Il pomeriggio sembrava uguale a tanti altri, con il via vai di residenti e negozianti nella zona tra Aurora e Porta Palazzo. Abdelhafid, da sei mesi in Italia, stava parlando con un amico, Abdullah Raddad, quando ha sentito le grida: "Fuoco, fuoco, fuoco!". Non ha aspettato nemmeno un secondo. Ha visto il fumo uscire dalla finestra al primo piano, ha corso, si è arrampicato sulla grondaia e, con una ginocchiata, ha sfondato il vetro dell’abitazione.
Dentro, il buio e il fumo rendevano quasi impossibile respirare. Ma Abdelhafid non si è fermato: ha individuato una donna priva di sensi sul pavimento, l’ha sollevata, l’ha trascinata fino alla finestra per farle respirare e poi, con la torcia del cellulare, ha trovato la porta d’ingresso. Dall’altra parte, i vicini, accorsi nel frattempo, hanno completato l’opera: la donna è stata tratta in salvo e, grazie a quel gesto istintivo e disperato, oggi è viva.
Il fuoco, domato dai vigili del fuoco, ha lasciato i suoi segni. Ma a fare notizia non è stata la dinamica dell’incendio, bensì quel gesto di puro altruismo, compiuto da un uomo che non ha documenti, non ha un lavoro fisso, e che quotidianamente fatica a rimanere in equilibrio tra la precarietà e il desiderio di costruirsi una vita.
“Non ci ho pensato due volte. Ho visto quella donna come fosse mia madre”, ha detto con semplicità Abdelhafid. Una frase che risuona come un pugno nello stomaco, perché arriva da un giovane che non ha nulla, ma che ha dato tutto in quell’istante. A dimostrazione che il coraggio e la dignità non hanno nazionalità, né permessi di soggiorno.
Il giorno dopo, Abdelhafid è tornato sotto quel palazzo annerito con una rosa rossa tra le mani. Voleva regalarla alla donna che aveva salvato. Non è riuscito a trovarla, ma quel gesto delicato ha colpito profondamente chi l’ha visto. Un fiore come segno di rispetto, di umanità, di un legame silenzioso ma fortissimo che si è creato in pochi minuti tra due sconosciuti.
Oggi Abdelhafid vive ancora nell’irregolarità, vende oggetti per strada, cerca qualche lavoretto saltuario. Eppure non si lamenta. “Amo Torino e l’Italia. Ho studiato per fare l’elettricista e il decoratore. Spero di trovare un lavoro regolare e restare qui”. Le sue parole non hanno rabbia, solo una ferma speranza, quella che chi compie un gesto di valore venga riconosciuto come parte della comunità.
Nel frattempo, tra chi vive in zona, il suo nome gira sottovoce, accompagnato da un misto di stupore e gratitudine.

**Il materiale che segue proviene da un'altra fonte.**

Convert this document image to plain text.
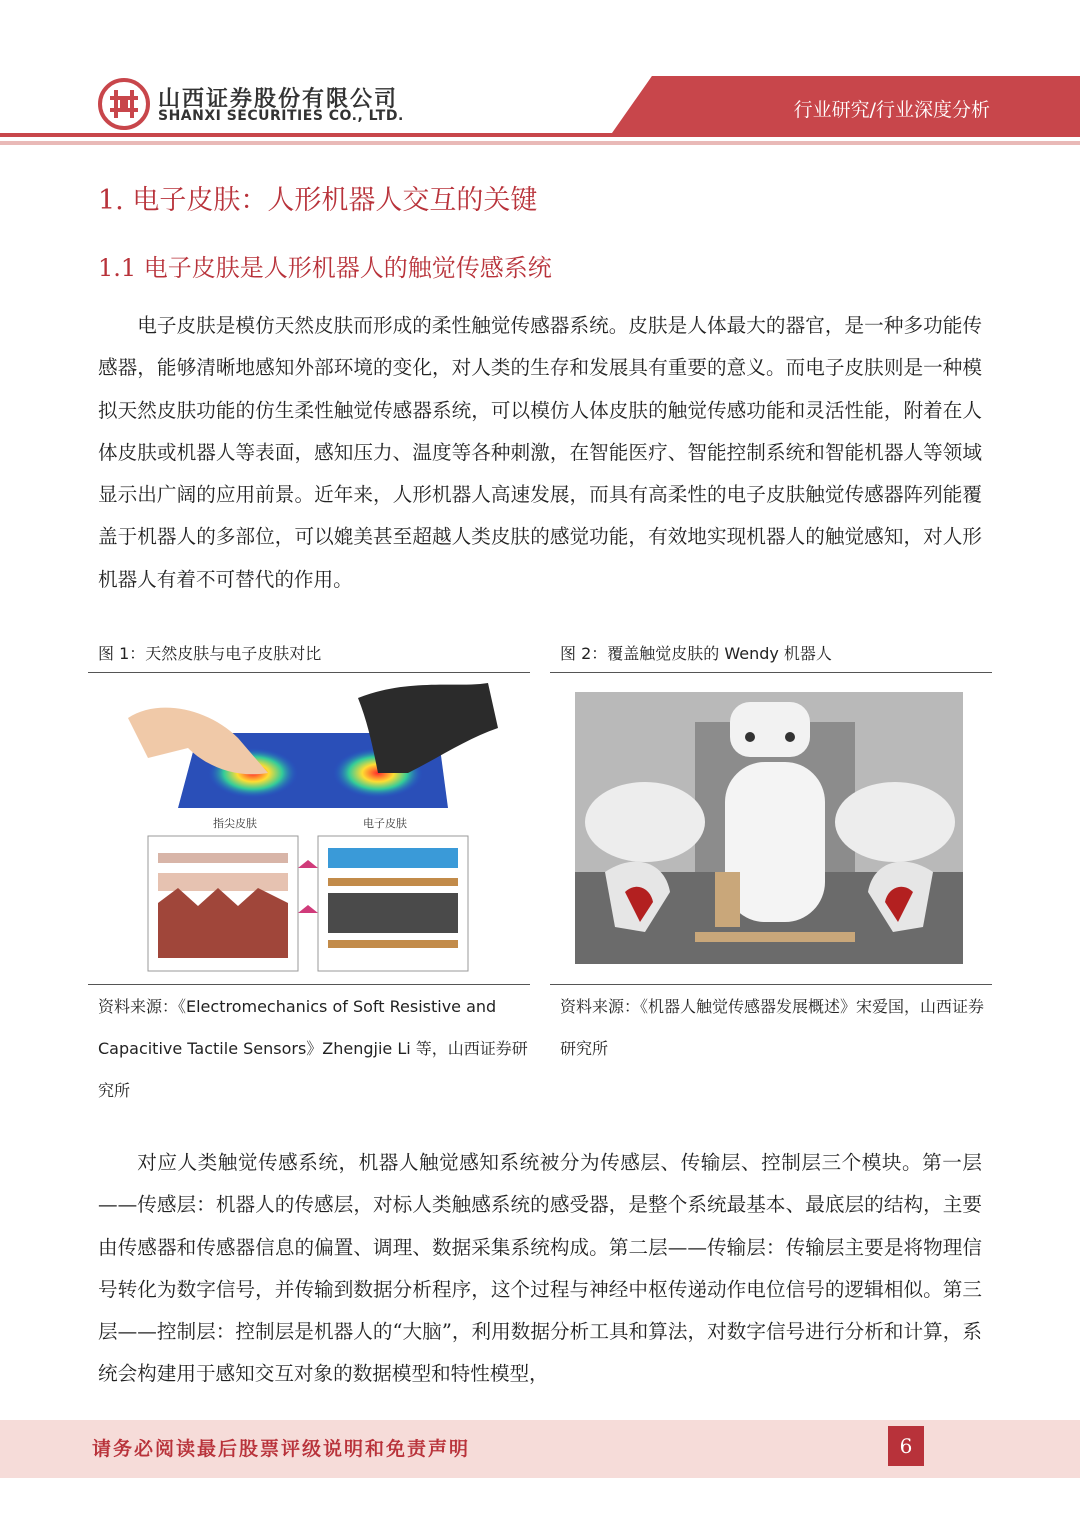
山西证券股份有限公司
SHANXI SECURITIES CO., LTD.	行业研究/行业深度分析
1. 电子皮肤：人形机器人交互的关键
1.1 电子皮肤是人形机器人的触觉传感系统

电子皮肤是模仿天然皮肤而形成的柔性触觉传感器系统。皮肤是人体最大的器官，是一种多功能传感器，能够清晰地感知外部环境的变化，对人类的生存和发展具有重要的意义。而电子皮肤则是一种模拟天然皮肤功能的仿生柔性触觉传感器系统，可以模仿人体皮肤的触觉传感功能和灵活性能，附着在人体皮肤或机器人等表面，感知压力、温度等各种刺激，在智能医疗、智能控制系统和智能机器人等领域显示出广阔的应用前景。近年来，人形机器人高速发展，而具有高柔性的电子皮肤触觉传感器阵列能覆盖于机器人的多部位，可以媲美甚至超越人类皮肤的感觉功能，有效地实现机器人的触觉感知，对人形机器人有着不可替代的作用。

图 1：天然皮肤与电子皮肤对比
指尖皮肤	电子皮肤
资料来源：《Electromechanics of Soft Resistive and Capacitive Tactile Sensors》Zhengjie Li 等，山西证券研究所
图 2：覆盖触觉皮肤的 Wendy 机器人
资料来源：《机器人触觉传感器发展概述》宋爱国，山西证券研究所

对应人类触觉传感系统，机器人触觉感知系统被分为传感层、传输层、控制层三个模块。第一层——传感层：机器人的传感层，对标人类触感系统的感受器，是整个系统最基本、最底层的结构，主要由传感器和传感器信息的偏置、调理、数据采集系统构成。第二层——传输层：传输层主要是将物理信号转化为数字信号，并传输到数据分析程序，这个过程与神经中枢传递动作电位信号的逻辑相似。第三层——控制层：控制层是机器人的“大脑”，利用数据分析工具和算法，对数字信号进行分析和计算，系统会构建用于感知交互对象的数据模型和特性模型，

请务必阅读最后股票评级说明和免责声明	6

Perché in una città spesso abituata alla diffidenza, un atto del genere spezza la narrazione dominante e costringe a guardare oltre la superficie. C’è chi chiede che venga riconosciuta la cittadinanza onoraria, chi propone un permesso di soggiorno per meriti civili, chi si limita a salutarlo con rispetto.
Non è la prima volta che Torino assiste a un gesto simile. Nel 2019, fu Mamadou Gassama, migrante maliano a Parigi, a scalare una facciata per salvare un bambino: venne premiato con la cittadinanza francese. Abdelhafid non chiede nulla, ma una riflessione collettiva si impone: chi salva una vita non può essere trattato come invisibile.
Il suo gesto ha rotto l’anonimato, la rosa ha detto quello che le parole spesso non riescono a esprimere. Ora la palla passa alla città, alle istituzioni, a chi può decidere se lasciar cadere questa storia nel dimenticatoio o se trasformarla in un’occasione di riscatto.